2. The lead screw positioning structure for a dexterous hand load-bearing electric telescopic cylinder according to claim 1, characterized in that, The roller groove (4) is fixedly connected to the inner side of the snap-fit block (3), and a roller assembly (18) is installed on the inner side of the roller groove (4).
3. The lead screw positioning structure for a dexterous hand load-bearing electric telescopic cylinder according to claim 1, characterized in that, The inner side of the snap-fit block (3) is connected to a rubber strip (17), and the inner side is provided with a snap-fit groove (16) that is adapted to the rubber strip (17).
4. The lead screw positioning structure for a dexterous hand load-bearing electric telescopic cylinder according to claim 2, characterized in that, The lead screw sleeve (5) is located at the top of the roller assembly (18), and a planetary lead screw pair (7) is connected to the inner side of the lead screw sleeve (5). A guide block (6) is connected to the outer wall of the lead screw sleeve (5).

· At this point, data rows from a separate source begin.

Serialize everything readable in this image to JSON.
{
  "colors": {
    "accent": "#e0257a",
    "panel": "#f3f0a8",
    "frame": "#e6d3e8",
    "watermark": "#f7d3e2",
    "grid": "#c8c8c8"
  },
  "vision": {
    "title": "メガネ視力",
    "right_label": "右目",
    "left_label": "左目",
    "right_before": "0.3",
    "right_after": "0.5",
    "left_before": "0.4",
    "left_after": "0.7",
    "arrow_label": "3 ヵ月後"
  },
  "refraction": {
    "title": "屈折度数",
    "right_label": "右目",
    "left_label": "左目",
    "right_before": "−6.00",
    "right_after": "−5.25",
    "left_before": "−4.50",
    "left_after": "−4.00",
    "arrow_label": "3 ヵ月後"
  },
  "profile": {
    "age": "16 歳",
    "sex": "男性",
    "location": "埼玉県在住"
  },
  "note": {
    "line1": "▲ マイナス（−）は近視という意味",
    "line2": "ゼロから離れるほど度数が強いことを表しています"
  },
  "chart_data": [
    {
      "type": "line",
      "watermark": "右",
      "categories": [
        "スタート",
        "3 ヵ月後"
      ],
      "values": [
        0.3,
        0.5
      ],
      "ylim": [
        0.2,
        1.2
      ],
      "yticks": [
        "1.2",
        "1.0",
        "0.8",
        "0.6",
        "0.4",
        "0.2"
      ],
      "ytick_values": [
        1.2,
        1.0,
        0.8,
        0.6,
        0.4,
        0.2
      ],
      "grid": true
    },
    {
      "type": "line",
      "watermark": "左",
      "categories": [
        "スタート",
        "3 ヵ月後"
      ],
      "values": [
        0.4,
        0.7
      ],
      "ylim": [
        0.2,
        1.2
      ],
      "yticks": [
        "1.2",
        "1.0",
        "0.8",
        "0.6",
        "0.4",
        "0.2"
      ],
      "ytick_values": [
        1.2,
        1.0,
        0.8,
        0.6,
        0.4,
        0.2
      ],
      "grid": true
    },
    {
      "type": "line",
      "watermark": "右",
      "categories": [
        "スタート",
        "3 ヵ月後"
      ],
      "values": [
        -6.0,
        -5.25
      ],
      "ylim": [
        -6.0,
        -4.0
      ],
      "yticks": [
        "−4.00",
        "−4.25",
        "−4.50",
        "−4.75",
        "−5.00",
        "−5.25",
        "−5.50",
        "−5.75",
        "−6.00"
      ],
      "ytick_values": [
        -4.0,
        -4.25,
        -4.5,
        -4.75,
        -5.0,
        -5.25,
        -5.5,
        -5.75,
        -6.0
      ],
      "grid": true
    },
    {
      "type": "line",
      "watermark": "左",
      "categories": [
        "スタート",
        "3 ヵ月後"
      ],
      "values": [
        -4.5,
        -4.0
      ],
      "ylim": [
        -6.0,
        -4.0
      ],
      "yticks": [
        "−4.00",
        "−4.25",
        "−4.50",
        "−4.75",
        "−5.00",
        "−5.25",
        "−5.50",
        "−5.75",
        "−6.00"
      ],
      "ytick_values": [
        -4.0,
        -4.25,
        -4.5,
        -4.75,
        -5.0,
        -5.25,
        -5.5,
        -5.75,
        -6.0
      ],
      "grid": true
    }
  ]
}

5. The lead screw positioning structure for a dexterous hand load-bearing electric telescopic cylinder according to claim 4, characterized in that, A positioning head (8) is fixedly connected to one side of the planetary screw pair (7), and a locking limit block (15) is connected to one outer end of the positioning head (8).

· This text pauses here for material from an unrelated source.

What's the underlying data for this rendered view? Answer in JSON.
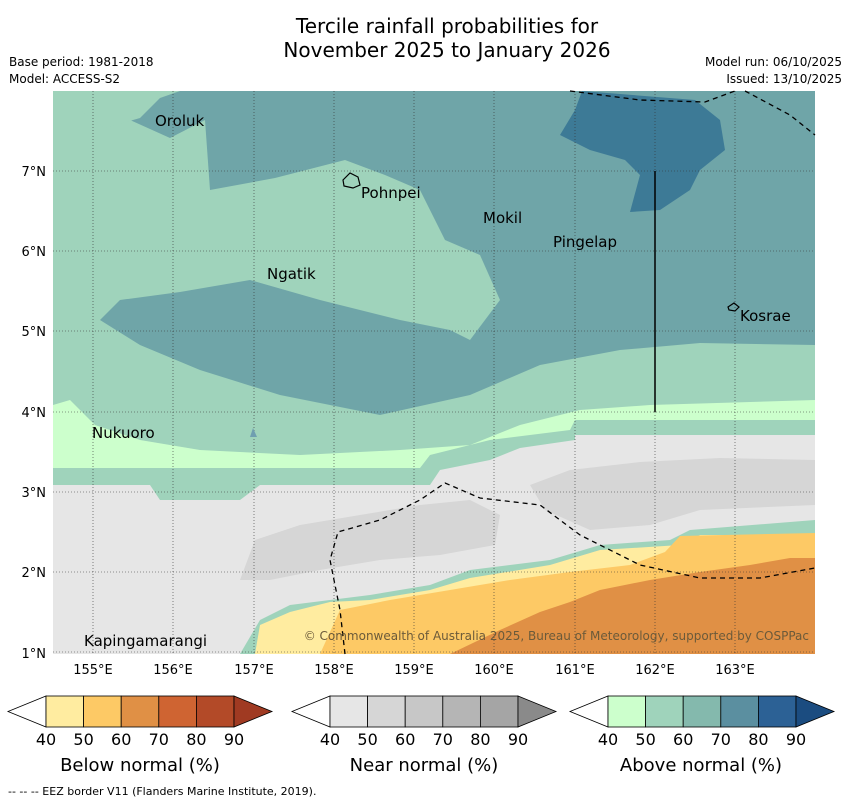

6. The lead screw positioning structure for a dexterous hand load-bearing electric telescopic cylinder according to claim 1, characterized in that, The outer wall of the end block (9) is connected to a rubber ring (11), and the outer wall of the end block (9) is provided with a mounting groove (10) that is adapted to the rubber ring (11).
7. The lead screw positioning structure for a dexterous hand load-bearing electric telescopic cylinder according to claim 1, characterized in that, A rotating ring (13) is fixedly connected to one side of the end block (9), and an inner compression pad (14) is connected to the outer side of the rotating ring (13).
8. The lead screw positioning structure for a dexterous hand load-bearing electric telescopic cylinder according to claim 1, characterized in that, The outer side of the end block (9) is provided with an anti-slip actuation groove (12), and there are six anti-slip actuation grooves (12).